Lorsqu’un demandeur d’emploi perçoit l’allocation chômage, ses droits sont calculés en fonction de sa dernière perte d’emploi. Mais il arrive que l’assurance chômage (France Travail, ex-Pôle emploi) revoie son calcul en retenant non pas l’ancien contrat plus favorable, mais un dernier contrat de travail plus récent et moins avantageux. Cette situation peut entraîner deux conséquences majeures :
- – une baisse du montant journalier et de la durée des droits
- – une demande de remboursement des allocations versées en « trop-perçu »
1. Le principe du dernier contrat de travail
La réglementation prévoit que le calcul des droits repose sur la dernière fin de contrat intervenue avant la demande ou le rechargement.

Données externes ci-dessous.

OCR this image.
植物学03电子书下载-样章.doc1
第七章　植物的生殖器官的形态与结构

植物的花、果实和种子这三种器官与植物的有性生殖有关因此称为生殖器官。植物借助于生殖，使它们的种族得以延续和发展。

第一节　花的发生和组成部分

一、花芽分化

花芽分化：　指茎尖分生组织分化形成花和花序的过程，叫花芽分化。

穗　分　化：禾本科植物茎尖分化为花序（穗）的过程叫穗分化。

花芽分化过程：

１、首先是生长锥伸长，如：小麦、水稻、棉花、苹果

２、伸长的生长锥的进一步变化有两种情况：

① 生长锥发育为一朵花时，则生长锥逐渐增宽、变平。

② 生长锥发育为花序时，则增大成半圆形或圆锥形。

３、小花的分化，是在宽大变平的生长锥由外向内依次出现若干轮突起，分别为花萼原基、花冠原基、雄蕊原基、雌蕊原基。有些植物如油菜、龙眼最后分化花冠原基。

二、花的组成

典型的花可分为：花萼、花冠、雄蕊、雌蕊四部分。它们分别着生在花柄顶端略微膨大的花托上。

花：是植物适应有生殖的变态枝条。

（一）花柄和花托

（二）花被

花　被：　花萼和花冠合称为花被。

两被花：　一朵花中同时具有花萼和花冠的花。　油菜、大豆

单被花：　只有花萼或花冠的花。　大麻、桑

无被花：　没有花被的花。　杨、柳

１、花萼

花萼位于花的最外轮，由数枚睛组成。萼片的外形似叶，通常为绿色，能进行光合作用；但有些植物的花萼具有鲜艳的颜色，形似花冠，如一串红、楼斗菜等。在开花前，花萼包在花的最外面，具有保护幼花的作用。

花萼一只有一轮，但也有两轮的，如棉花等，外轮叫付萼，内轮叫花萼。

Ainsi, même un contrat court ou faiblement rémunéré peut servir de base, au détriment d’un emploi antérieur plus long et mieux rémunéré.

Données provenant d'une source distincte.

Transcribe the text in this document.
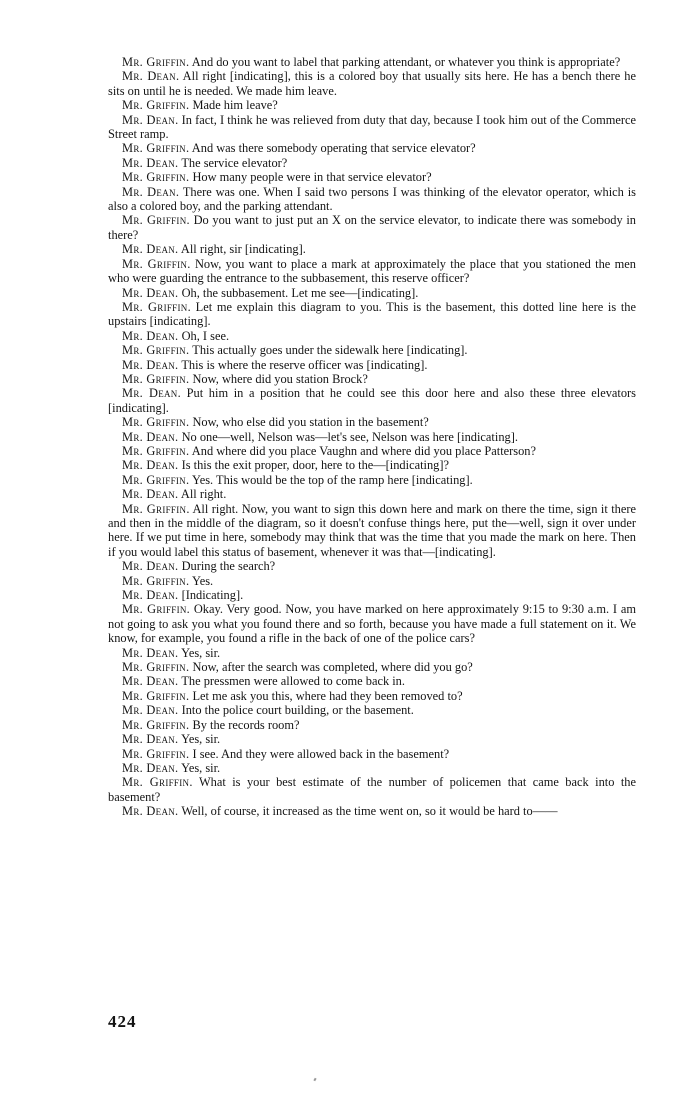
Mr. Griffin. And do you want to label that parking attendant, or whatever you think is appropriate?

Mr. Dean. All right [indicating], this is a colored boy that usually sits here. He has a bench there he sits on until he is needed. We made him leave.

Mr. Griffin. Made him leave?

Mr. Dean. In fact, I think he was relieved from duty that day, because I took him out of the Commerce Street ramp.

Mr. Griffin. And was there somebody operating that service elevator?

Mr. Dean. The service elevator?

Mr. Griffin. How many people were in that service elevator?

Mr. Dean. There was one. When I said two persons I was thinking of the elevator operator, which is also a colored boy, and the parking attendant.

Mr. Griffin. Do you want to just put an X on the service elevator, to indicate there was somebody in there?

Mr. Dean. All right, sir [indicating].

Mr. Griffin. Now, you want to place a mark at approximately the place that you stationed the men who were guarding the entrance to the subbasement, this reserve officer?

Mr. Dean. Oh, the subbasement. Let me see—[indicating].

Mr. Griffin. Let me explain this diagram to you. This is the basement, this dotted line here is the upstairs [indicating].

Mr. Dean. Oh, I see.

Mr. Griffin. This actually goes under the sidewalk here [indicating].

Mr. Dean. This is where the reserve officer was [indicating].

Mr. Griffin. Now, where did you station Brock?

Mr. Dean. Put him in a position that he could see this door here and also these three elevators [indicating].

Mr. Griffin. Now, who else did you station in the basement?

Mr. Dean. No one—well, Nelson was—let's see, Nelson was here [indicating].

Mr. Griffin. And where did you place Vaughn and where did you place Patterson?

Mr. Dean. Is this the exit proper, door, here to the—[indicating]?

Mr. Griffin. Yes. This would be the top of the ramp here [indicating].

Mr. Dean. All right.

Mr. Griffin. All right. Now, you want to sign this down here and mark on there the time, sign it there and then in the middle of the diagram, so it doesn't confuse things here, put the—well, sign it over under here. If we put time in here, somebody may think that was the time that you made the mark on here. Then if you would label this status of basement, whenever it was that—[indicating].

Mr. Dean. During the search?

Mr. Griffin. Yes.

Mr. Dean. [Indicating].

Mr. Griffin. Okay. Very good. Now, you have marked on here approximately 9:15 to 9:30 a.m. I am not going to ask you what you found there and so forth, because you have made a full statement on it. We know, for example, you found a rifle in the back of one of the police cars?

Mr. Dean. Yes, sir.

Mr. Griffin. Now, after the search was completed, where did you go?

Mr. Dean. The pressmen were allowed to come back in.

Mr. Griffin. Let me ask you this, where had they been removed to?

Mr. Dean. Into the police court building, or the basement.

Mr. Griffin. By the records room?

Mr. Dean. Yes, sir.

Mr. Griffin. I see. And they were allowed back in the basement?

Mr. Dean. Yes, sir.

Mr. Griffin. What is your best estimate of the number of policemen that came back into the basement?

Mr. Dean. Well, of course, it increased as the time went on, so it would be hard to——

424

Dans ce cas, France Travail peut recalculer les droits a posteriori et émettre une notification rectificative. Le demandeur d’emploi découvre alors que :
- – ses allocations futures sont réduites (montant journalier et/ou durée) ;
- – et qu’un indu (somme à rembourser) est généré sur la période déjà indemnisée.
2. Les difficultés que cela pose
Cette mécanique peut apparaître injuste, notamment lorsque le dernier contrat est :
- – très court (quelques jours ou semaines) ;
- – accessoire ou marginal par rapport au parcours professionnel ;
- – sans rapport avec la perte d’emploi principale.

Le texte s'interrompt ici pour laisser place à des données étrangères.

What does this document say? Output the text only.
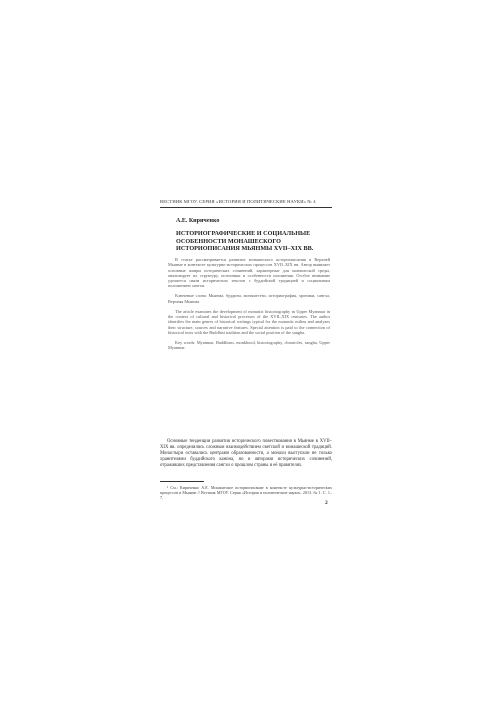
ВЕСТНИК МГОУ. СЕРИЯ «ИСТОРИЯ И ПОЛИТИЧЕСКИЕ НАУКИ» № 4
А.Е. Кириченко
ИСТОРИОГРАФИЧЕСКИЕ И СОЦИАЛЬНЫЕ ОСОБЕННОСТИ МОНАШЕСКОГО ИСТОРИОПИСАНИЯ МЬЯНМЫ XVII–XIX ВВ.

В статье рассматривается развитие монашеского историописания в Верхней Мьянме в контексте культурно-исторических процессов XVII–XIX вв. Автор выявляет основные жанры исторических сочинений, характерные для монашеской среды, анализирует их структуру, источники и особенности изложения. Особое внимание уделяется связи исторических текстов с буддийской традицией и социальным положением сангхи.

Ключевые слова: Мьянма, буддизм, монашество, историография, хроники, сангха, Верхняя Мьянма.

The article examines the development of monastic historiography in Upper Myanmar in the context of cultural and historical processes of the XVII–XIX centuries. The author identifies the main genres of historical writings typical for the monastic milieu and analyzes their structure, sources and narrative features. Special attention is paid to the connection of historical texts with the Buddhist tradition and the social position of the sangha.

Key words: Myanmar, Buddhism, monkhood, historiography, chronicles, sangha, Upper Myanmar.

Основные тенденции развития исторического повествования в Мьянме в XVII–XIX вв. определялись сложным взаимодействием светской и монашеской традиций. Монастыри оставались центрами образованности, а монахи выступали не только хранителями буддийского канона, но и авторами исторических сочинений, отражавших представления сангхи о прошлом страны и её правителях.

¹ См.: Кириченко А.Е. Монашеское историописание в контексте культурно-исторических процессов в Мьянме // Вестник МГОУ. Серия «История и политические науки». 2013. № 1. С. 1–7.

2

La conséquence est alors disproportionnée : perte de plusieurs centaines ou milliers d’euros d’allocations, et demande de remboursement parfois impossible à assumer.
3. Les leviers de contestation
Il est possible de résister à une telle demande de remboursement en mobilisant plusieurs arguments :
a) Vérifier la légalité de la décision
- – S’assurer que le contrat retenu correspond bien à une perte involontaire d’emploi (licenciement, fin de CDD)
- – Vérifier si ce contrat n’aurait pas dû être neutralisé : par exemple, si c’était un contrat très court et immédiatement suivi d’une réinscription, certains cas particuliers peuvent permettre de l’écarter
b) Contester le caractère disproportionné
Même lorsque la règle du dernier contrat est appliquée, le demandeur peut soulever le caractère injuste et disproportionné de la décision, au regard de l’objectif de protection du chômage.
c) Utiliser les recours
- – Recours gracieux auprès de l’agence France Travail pour demander la révision du dossier
- – Médiateur de France Travail en cas de refus
- – En dernier ressort, recours devant le tribunal administratif, qui peut contrôler la correcte application des règles
d) Négocier l’indu
Si l’indu est confirmé, il est possible de demander :
- – un échelonnement du remboursement ;
- – voire, dans certains cas, une remise gracieuse totale ou partielle, en invoquant la situation financière difficile.
4. Conseils pratiques
- – Ne pas ignorer la notification : l’absence de réponse vaut acceptation tacite
- – Agir rapidement : les délais de recours sont courts (deux mois en général)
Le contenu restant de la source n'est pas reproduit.